Thursday, May 26, 2011

Goldstone Lessons

If Americans were shocked that UN investigators and human rights activists suggested earlier this month that the United States had violated international law when killing Osama Bin Laden, they might find it instructive to re-read the2009 UN Fact-Finding Mission on the Gaza Conflict (also called the ‘Goldstone Report’, after head-of-mission Richard Goldstone).
Goldstone and the United States?


At first blush, there seems to be no connection between Goldstone, Bin Laden and the US.

But in fact, there is a connection:  Goldstone teaches us how America can be targeted by activists.
First, the Goldstone Report represents perhaps the most up-to-date compilation of legal code on the topic of modern war, and what this compilation reveals is not good news for sovereign states who are terrorist targets.

What in 2009 looked simply like anti-Israel bias at the UN, has become a potential nightmare for all nations:  a terrorist attack against a sovereign state is ignored by both the UN and Right’s activists, but a sovereign state’s defensive retaliation against that attack becomes, because of existing international code, illegal. This is what happened with Israel, and it is exactly what can happen to the US with the Bin Laden killing.

The United States, Rights activists have claimed, has no legal defense for the killing of Bin Laden.


This may sound silly, for Bin Laden was a mass killer. But the activists are correct. The law is on their side.  

What’s happening here?
In 2009, the Goldstone Report demonstrated how international law and convention can be stacked against the sovereign state. Goldstone, in its detailed findings against Israel, clearly identifies the code, statue and Convention Article to cite in order to label any sovereign retaliation as illegal and contrary to current international law. The focus of Goldstone was, of course, Israel; but its scope, we can now see, is broader: all sovereign states who react to terrorist attack.

Since the Fourth Geneva Convention of 1949, the nations of the world have essentially outlawed the kind of warfare sovereign states must wage to fight the modern terrorist. Targeted killing, attacking fighters who wear civilian clothing while hiding among civilians, tracking killers across borders—the main tactics for sovereign defensive warfare—can almost always be labelled ‘illegal’, given the definitions and statute we see Goldstone applying in his Report.

What Goldstone did in 2009, using international code against Israel,  Rights activists can attempt today to do against the US in the Bin Laden affair.

Goldstone lesson number one: wake up America; the sovereign state has become the outlaw.
The second Goldstone lesson has to do with crimes against humanity, which include crimes against entire populations.  While the Report concludes that Israel might have committed such crimes, it is clear from tone and text that international law has come a long way since World War Two. Indeed, the post-World War Two UN Charter takes careful note of crimes against entire populations. This is important for our region because the enemies of Israel repeatedly accuse Israel of crimes against the populations in Gaza and the West Bank.

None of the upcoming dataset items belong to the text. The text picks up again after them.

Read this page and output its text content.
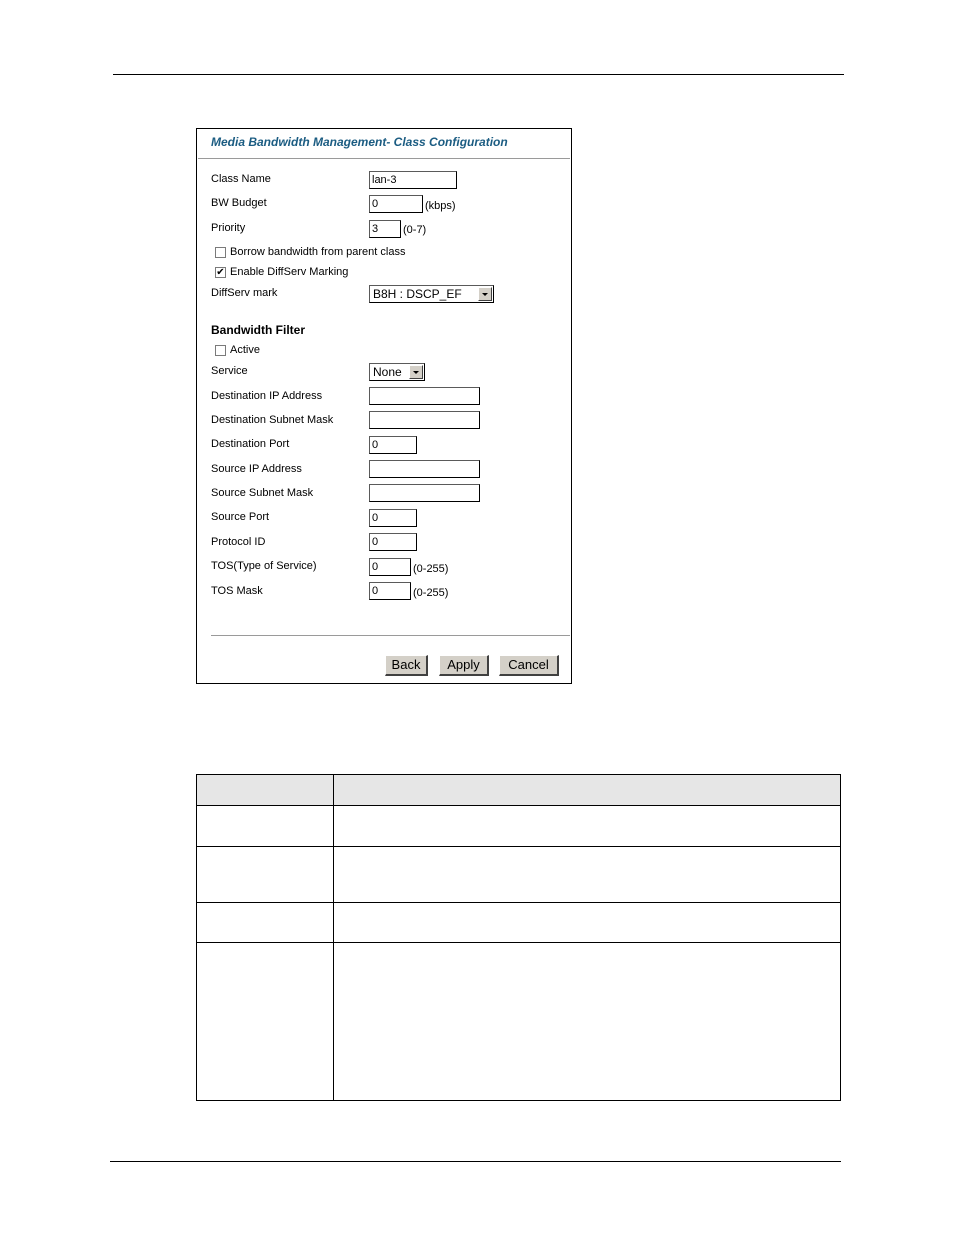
Media Bandwidth Management- Class Configuration
Class Name	lan-3
BW Budget	0	(kbps)
Priority	3	(0-7)
Borrow bandwidth from parent class
✔ Enable DiffServ Marking
DiffServ mark	B8H : DSCP_EF
Bandwidth Filter
Active
Service	None
Destination IP Address
Destination Subnet Mask
Destination Port	0
Source IP Address
Source Subnet Mask
Source Port	0
Protocol ID	0
TOS(Type of Service)	0	(0-255)
TOS Mask	0	(0-255)
Back	Apply	Cancel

But there is a consequence here which can help Israel:  while the nations of the world have worked hard to create new international law that seems perfect for accusing Israel of war crimes, they may have been too successful, because the law is blind:  if Israel can be accused of crimes against populations, so too might the Arab be accused--especially when Arabs demand the ethnic cleansing of up to 450,000 Jews in order to create a new Jew-free state.

Lesson number two: wake up Israel; your enemies might be ‘hoisted by their own petard’: as Goldstone used international law to accuse you, you can now use those laws to accuse the Arab.
The third lesson Goldstone teaches focuses on what happens when the UN fails in its responsibility to protect a sovereign state against aggression—a protection proffered by the very first paragraph of Chapter One,  Article One of the UN Charter. While everyone reading Goldstone was busy focusing on its accusations and its bias, they ignored the Report’s descriptions of the damage done to Gaza by Israel’s armed forces. While the Israeli attack was limited in scope and relatively brief in duration,  the devastation wrought on Gaza seems truly, utterly catastrophic.

As a sovereign state, Israel has the right to protect herself; but if the UN fails its obligation to help a sovereign state as 8,000-plus rockets are fired into her, then the UN is not exactly innocent when the sovereign finally, after three years of such attacks, reacts.

Lesson number three: wake up, UN;   if you push the lion into a corner, thereby emboldening the jackals to attack, the devastation that results could be Biblical in proportion.

Goldstone: you’ll be surprised what you can learn there.